可是,怀抱里的孩子还在“唔唔”的哭喊,小脸已经被憋得通红。
“念儿,念儿……”
“如果你能听得到爹爹的话,如果你想此後与爹爹相依为命,别哭了…别哭了……”
“念儿……”
眼看著明念的脸越来越红,明一心痛而绝望的将手拿开,怀里的明念却奇迹般的停止了哭声,漆黑的眸子像是在看著已经惊恐至极的明一。
“念儿……”
明一搂紧了繈褓中的明念,身体像当初被锁在明林寝房时那般,死死的贴著墙壁,好像只有这样才能得到一丁点的安全感。
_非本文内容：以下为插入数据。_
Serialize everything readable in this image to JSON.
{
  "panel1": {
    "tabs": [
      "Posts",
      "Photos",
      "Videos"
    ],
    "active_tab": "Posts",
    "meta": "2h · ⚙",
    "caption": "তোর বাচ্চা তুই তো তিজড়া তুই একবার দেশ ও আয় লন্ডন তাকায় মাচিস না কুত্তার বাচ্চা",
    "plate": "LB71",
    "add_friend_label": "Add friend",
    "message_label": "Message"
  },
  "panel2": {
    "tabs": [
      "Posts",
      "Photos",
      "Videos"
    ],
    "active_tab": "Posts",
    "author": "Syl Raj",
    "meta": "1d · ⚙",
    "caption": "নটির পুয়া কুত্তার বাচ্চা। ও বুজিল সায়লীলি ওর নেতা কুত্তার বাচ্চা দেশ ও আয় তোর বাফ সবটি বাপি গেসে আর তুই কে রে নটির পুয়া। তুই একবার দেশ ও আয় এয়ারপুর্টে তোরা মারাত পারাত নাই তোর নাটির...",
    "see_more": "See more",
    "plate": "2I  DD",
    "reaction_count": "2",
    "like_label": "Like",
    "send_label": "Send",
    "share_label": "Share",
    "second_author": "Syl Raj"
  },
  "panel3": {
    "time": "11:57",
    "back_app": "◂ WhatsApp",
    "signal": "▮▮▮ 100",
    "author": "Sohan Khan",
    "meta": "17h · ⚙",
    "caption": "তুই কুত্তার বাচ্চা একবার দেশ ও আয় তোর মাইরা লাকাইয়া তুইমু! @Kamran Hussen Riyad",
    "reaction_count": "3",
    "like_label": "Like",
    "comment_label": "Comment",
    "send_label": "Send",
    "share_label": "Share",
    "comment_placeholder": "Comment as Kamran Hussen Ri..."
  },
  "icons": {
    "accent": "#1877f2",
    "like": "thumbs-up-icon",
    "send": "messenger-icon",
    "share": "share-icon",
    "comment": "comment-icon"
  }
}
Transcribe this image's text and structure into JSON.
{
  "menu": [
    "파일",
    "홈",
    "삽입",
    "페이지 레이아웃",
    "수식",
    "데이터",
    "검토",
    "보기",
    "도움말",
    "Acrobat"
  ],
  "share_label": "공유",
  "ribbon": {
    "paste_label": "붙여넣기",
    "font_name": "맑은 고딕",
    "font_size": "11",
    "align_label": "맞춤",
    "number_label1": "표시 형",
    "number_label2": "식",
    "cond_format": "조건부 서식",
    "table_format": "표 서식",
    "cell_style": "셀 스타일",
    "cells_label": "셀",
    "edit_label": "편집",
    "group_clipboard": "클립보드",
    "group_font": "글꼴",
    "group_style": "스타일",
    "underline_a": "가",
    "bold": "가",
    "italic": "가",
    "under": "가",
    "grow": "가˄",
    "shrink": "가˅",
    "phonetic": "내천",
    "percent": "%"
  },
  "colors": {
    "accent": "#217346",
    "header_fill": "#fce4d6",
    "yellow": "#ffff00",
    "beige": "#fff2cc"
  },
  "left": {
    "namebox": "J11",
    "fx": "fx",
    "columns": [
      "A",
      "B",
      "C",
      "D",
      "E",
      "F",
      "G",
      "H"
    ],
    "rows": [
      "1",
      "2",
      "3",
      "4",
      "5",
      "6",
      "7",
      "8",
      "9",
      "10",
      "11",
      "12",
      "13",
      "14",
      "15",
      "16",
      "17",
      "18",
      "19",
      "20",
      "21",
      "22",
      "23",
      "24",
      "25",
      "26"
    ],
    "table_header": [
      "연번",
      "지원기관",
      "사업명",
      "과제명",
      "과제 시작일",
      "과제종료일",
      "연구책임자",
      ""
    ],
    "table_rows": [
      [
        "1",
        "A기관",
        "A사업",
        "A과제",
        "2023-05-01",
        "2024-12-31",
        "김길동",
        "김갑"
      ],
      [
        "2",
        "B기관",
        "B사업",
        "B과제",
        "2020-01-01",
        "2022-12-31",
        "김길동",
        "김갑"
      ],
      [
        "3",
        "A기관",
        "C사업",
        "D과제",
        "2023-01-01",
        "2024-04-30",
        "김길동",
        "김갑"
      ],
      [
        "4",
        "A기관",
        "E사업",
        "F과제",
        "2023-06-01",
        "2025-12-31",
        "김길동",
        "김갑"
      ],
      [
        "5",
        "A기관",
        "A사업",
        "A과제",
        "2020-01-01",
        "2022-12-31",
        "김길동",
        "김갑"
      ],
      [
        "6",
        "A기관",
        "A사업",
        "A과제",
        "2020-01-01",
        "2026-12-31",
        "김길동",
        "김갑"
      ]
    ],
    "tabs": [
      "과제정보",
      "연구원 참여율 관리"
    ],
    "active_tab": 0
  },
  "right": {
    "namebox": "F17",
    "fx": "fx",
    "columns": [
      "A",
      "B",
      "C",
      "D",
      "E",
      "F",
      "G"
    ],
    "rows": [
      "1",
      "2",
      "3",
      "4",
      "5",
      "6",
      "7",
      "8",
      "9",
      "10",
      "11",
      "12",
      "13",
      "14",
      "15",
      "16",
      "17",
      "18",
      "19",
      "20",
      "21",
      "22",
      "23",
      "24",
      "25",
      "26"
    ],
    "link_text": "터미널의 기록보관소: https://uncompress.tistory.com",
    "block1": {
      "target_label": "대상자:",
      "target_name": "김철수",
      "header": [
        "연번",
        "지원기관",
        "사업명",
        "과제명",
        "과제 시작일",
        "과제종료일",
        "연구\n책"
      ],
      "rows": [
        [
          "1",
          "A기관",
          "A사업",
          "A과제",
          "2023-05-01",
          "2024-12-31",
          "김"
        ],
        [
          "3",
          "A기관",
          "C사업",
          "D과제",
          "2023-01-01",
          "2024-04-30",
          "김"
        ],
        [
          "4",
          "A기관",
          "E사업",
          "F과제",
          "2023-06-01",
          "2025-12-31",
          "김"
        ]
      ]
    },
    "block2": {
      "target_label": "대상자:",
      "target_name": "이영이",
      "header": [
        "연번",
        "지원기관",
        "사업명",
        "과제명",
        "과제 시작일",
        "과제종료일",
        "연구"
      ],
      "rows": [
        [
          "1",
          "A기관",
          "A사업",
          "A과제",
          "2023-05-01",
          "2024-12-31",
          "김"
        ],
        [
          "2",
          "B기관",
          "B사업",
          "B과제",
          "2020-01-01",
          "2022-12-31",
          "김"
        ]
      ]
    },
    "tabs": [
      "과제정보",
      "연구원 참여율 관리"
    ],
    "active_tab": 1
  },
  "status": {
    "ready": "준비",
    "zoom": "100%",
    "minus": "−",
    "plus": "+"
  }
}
“王爷,里面应该没有人,您伤口还没有痊愈,还是早些回去吧?”
“有人吗?”
明林并不放弃,将内力注入声音,浑厚的声音立刻扩大到了别院的每一个角落。
“有看到一个怀孕大约九、十个月的年轻男人吗?”
“或者是带著一个刚出生的孩子的男人吗?”
“王爷,要不我们进去看看吧?”
明林望了望别院里面的屋子,方才好似一声婴孩啼哭的错觉让他几乎想要迈出腿,犹豫的站了半晌,还是摆了摆手。
“这是京畿别院,不可造次。”
“走吧。”
明林转了身,翻身上马,打马而去。
渐渐远去的马蹄声让明一紧紧绷住的身体猛地瘫软了下来,身体从墙壁上滑落,侧卧在床上,满脸苍白,大喘著气,好像被勒住的脖子好不容易才送了开。
虽然重重布防,然而明一早已将南下的路线牢记於心,避开官道,专行偏僻小道。
小道虽无拦阻,却多是丛林荆棘,极少人烟。所带的本就不多的干粮,也只能磨碎了喂给明念,而自己极少进食。突然断了羊乳的明念,自是整日哭喊,明一赶路也是疲惫不堪,又见明念越吃越少,更是心痛强忍。
半个月下来,明念哭喊渐弱,像是懂得人事一般,不再挑剔吃喝。明一将米团磨碎,混著些清水,在自己的嘴里嚼碎,再哺喂给明念。
不到两个月的明念,只要明一用嘴喂食,竟也每次“咯咯”的笑起来,吃的也多了许多。
明一的目的地是最南端的子甘城,这里是贯穿全国的济河的发源,济河是航运之河,一直可以通道都城。
明一那模糊记忆中的家乡就在这条河的旁边,小的时候他也曾在这河里玩耍。如今,他只想重新回到这条河边,直到终老时,可以让明念将他的烧成灰,洒在这条河里。
或许这样,自己的梦,又会在这里重新开始。